Football has been included in every single Summer Olympics, with the exception of 1896 and 1932. Initially there was only a men’s tournament, but women’s football was added to the programme for the Atlanta games in 1996.
The first World Cup was not until 1930, but not wanting to overshadow FIFA’s new showpiece event, football was dropped from the Olympic programme for the 1932 games. It returned for the Berlin games in 1936, but by now professionalism was taking hold of football and the quality of the strictly amateur Olympic tournament was poor in comparison with the World Cup. This ruling played into the hands of state-sponsored teams from the Eastern Bloc, and between 1948 and 1980, 23 of the 27 medals were won by countries from behind the Iron Curtain (East Germany, Hungary, Czechoslovakia, the USSR, Yugoslavia, Bulgaria, Poland…. All countries, you’ll notice, with a decent pedigree in the international game since the collapse of Communism). The rules were changed again in 1984 to allow teams from Africa, Asia and Oceania to enter fully professional sides, but teams from Europe and the Americas were not allowed to field any players who had previously appeared in a World Cup. This ruling meant that many European Countries played very young sides, and this idea caught on to the extent that in 1992 the rules were changed again to restrict sides to players under the age of 23 (although each team are allowed 3 overage players). These are the rules we still have today, and the Olympic Tournament is effectively now the Under-23 World Cup.
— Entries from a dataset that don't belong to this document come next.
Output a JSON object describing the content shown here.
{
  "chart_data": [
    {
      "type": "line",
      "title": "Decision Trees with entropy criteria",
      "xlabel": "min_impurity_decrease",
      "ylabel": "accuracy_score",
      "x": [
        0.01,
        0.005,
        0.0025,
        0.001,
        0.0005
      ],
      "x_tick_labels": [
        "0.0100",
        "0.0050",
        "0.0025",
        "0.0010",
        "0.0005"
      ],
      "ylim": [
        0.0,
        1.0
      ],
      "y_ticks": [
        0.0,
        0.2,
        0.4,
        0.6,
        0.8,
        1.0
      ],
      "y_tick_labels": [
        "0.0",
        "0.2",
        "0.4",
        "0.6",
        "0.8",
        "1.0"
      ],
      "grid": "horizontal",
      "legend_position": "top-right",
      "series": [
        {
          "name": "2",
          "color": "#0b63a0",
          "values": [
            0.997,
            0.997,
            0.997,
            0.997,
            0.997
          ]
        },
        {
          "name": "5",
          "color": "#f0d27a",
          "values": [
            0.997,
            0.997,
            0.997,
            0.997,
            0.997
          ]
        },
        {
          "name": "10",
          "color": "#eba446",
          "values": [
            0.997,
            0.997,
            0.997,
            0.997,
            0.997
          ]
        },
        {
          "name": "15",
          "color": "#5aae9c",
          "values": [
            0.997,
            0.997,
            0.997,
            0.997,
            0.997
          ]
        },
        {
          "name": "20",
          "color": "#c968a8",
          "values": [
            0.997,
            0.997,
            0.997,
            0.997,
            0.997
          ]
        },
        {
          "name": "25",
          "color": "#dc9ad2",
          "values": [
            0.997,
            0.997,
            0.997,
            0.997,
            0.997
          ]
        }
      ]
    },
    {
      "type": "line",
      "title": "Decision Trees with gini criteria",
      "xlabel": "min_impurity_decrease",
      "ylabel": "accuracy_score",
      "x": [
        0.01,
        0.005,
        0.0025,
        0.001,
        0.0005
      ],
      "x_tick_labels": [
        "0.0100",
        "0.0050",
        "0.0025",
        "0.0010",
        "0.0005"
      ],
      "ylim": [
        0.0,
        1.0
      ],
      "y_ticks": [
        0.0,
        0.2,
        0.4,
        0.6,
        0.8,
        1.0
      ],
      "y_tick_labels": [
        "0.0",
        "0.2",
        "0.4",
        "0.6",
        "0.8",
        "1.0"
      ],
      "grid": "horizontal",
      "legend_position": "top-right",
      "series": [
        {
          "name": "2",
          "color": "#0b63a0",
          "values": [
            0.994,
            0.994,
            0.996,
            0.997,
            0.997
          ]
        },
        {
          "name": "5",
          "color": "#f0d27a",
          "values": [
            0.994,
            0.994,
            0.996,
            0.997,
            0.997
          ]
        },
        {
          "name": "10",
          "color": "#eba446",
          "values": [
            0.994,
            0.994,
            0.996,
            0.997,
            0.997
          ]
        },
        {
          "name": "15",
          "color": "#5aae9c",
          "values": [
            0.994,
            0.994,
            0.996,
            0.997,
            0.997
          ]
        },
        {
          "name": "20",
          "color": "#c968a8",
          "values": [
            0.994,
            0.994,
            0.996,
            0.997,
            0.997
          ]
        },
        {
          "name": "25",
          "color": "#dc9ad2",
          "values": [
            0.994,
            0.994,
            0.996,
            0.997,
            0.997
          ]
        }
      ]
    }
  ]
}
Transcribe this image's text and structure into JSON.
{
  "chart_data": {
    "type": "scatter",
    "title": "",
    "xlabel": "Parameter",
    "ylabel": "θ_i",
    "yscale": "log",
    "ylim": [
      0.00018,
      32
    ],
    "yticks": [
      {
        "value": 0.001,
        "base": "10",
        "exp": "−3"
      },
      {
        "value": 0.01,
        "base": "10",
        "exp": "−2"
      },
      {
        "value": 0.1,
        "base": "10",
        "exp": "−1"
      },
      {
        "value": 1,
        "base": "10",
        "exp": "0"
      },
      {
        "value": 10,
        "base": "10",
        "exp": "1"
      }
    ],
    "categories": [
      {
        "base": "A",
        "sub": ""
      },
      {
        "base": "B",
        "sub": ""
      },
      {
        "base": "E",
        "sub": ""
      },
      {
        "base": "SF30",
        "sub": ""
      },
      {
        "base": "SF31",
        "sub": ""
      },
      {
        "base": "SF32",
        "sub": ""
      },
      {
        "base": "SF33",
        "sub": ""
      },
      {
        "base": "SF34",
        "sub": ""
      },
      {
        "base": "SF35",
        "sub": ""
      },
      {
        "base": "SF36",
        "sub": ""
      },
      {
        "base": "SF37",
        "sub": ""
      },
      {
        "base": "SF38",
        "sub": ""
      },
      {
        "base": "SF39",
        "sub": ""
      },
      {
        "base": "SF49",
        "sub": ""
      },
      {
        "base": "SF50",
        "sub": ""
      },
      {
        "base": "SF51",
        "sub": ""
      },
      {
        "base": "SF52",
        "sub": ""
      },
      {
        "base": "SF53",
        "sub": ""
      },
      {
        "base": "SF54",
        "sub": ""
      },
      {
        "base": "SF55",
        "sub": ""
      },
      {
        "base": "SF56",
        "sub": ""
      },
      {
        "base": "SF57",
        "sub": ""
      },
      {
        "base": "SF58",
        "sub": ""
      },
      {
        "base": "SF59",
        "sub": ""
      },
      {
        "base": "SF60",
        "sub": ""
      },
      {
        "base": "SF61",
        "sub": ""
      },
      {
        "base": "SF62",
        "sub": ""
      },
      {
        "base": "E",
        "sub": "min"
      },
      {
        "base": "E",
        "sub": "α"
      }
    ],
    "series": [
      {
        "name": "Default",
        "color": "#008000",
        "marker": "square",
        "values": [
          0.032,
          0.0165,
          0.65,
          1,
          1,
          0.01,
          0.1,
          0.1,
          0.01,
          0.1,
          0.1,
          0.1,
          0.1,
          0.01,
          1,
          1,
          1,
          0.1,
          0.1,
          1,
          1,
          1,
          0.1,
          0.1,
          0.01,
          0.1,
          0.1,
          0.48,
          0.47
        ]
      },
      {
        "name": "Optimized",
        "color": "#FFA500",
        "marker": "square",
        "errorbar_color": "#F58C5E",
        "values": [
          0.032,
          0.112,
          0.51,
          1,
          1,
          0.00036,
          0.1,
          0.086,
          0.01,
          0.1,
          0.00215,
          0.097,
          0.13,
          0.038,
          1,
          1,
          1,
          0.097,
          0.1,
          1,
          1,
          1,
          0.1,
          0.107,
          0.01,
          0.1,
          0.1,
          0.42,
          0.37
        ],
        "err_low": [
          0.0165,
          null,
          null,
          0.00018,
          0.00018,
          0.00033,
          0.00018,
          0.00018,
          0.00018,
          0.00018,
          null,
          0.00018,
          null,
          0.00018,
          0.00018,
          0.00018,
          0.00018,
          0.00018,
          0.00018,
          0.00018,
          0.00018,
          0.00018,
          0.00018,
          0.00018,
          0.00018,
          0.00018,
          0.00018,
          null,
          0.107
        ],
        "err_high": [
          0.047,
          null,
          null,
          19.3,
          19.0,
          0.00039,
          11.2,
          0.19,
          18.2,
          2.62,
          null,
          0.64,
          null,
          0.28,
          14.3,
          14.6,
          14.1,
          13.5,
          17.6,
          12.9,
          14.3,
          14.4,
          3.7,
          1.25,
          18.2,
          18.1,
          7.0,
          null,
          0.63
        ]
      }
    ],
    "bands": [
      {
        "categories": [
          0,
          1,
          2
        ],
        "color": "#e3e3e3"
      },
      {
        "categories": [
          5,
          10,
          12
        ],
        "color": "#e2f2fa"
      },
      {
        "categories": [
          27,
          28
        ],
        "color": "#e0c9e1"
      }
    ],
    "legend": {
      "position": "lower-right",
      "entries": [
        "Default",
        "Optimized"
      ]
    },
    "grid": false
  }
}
Great Britain have not appeared in the finals since 1960 (having been gold medal winners in 1908 and 1912), and have not even entered a team into the qualifying competition since the distinction between amateur and professional football was abolished by the British football associations. The main excuse for not entering a team these days though is that Britain is in the unique position of having 4 separate national Football Associations in the same country (England, Scotland, Wales & Northern Ireland), all competing in international football. For some reason, it is thought that producing a single team for the Olympics may lead to calls for the UK's special four-team status to be abolished altogether.
Now that the 2012 Olympics have been awarded to London though, there has been renewed talk that there should be a Great Britain team entered. It seems that the Scottish FA still fear for their independence though, and they have released a statement saying that they will not allow Scottish players to take part in any Great Britain team. That would be a shame. The 2012 Olympics will be a great boost to sport in this country, and kids are apparently flocking to athletics clubs in the hope that they will be able to emulate Kelly Holmes on home soil in 7 years time. To have a Great Britain football team that does not feature a single Scottish player would be sad indeed.
Of course, the cynics amongst you will be quick to point out that Scotland wouldn’t have anyone good enough to be included in the side anyway….
Shame on you! England do not have a monopoly on all the great players that this country has produced. For every Bobby Charlton, there has been a Denis Law, a George Best, a Kenny Dalglish, a John Charles…. Surely there is every reason to believe that somewhere out there could be a teenager playing keepie-uppie, or having a kick about with his (or her) mates, and that this kid might be the one to score the winning goal for Great Britain in the Olympic Final in 2012?
I’d like to think so.
If the Olympic Games were next summer, who would be in your men’s Great Britain football team? Remember they have to be all under-23, although you are allowed 3 overage players.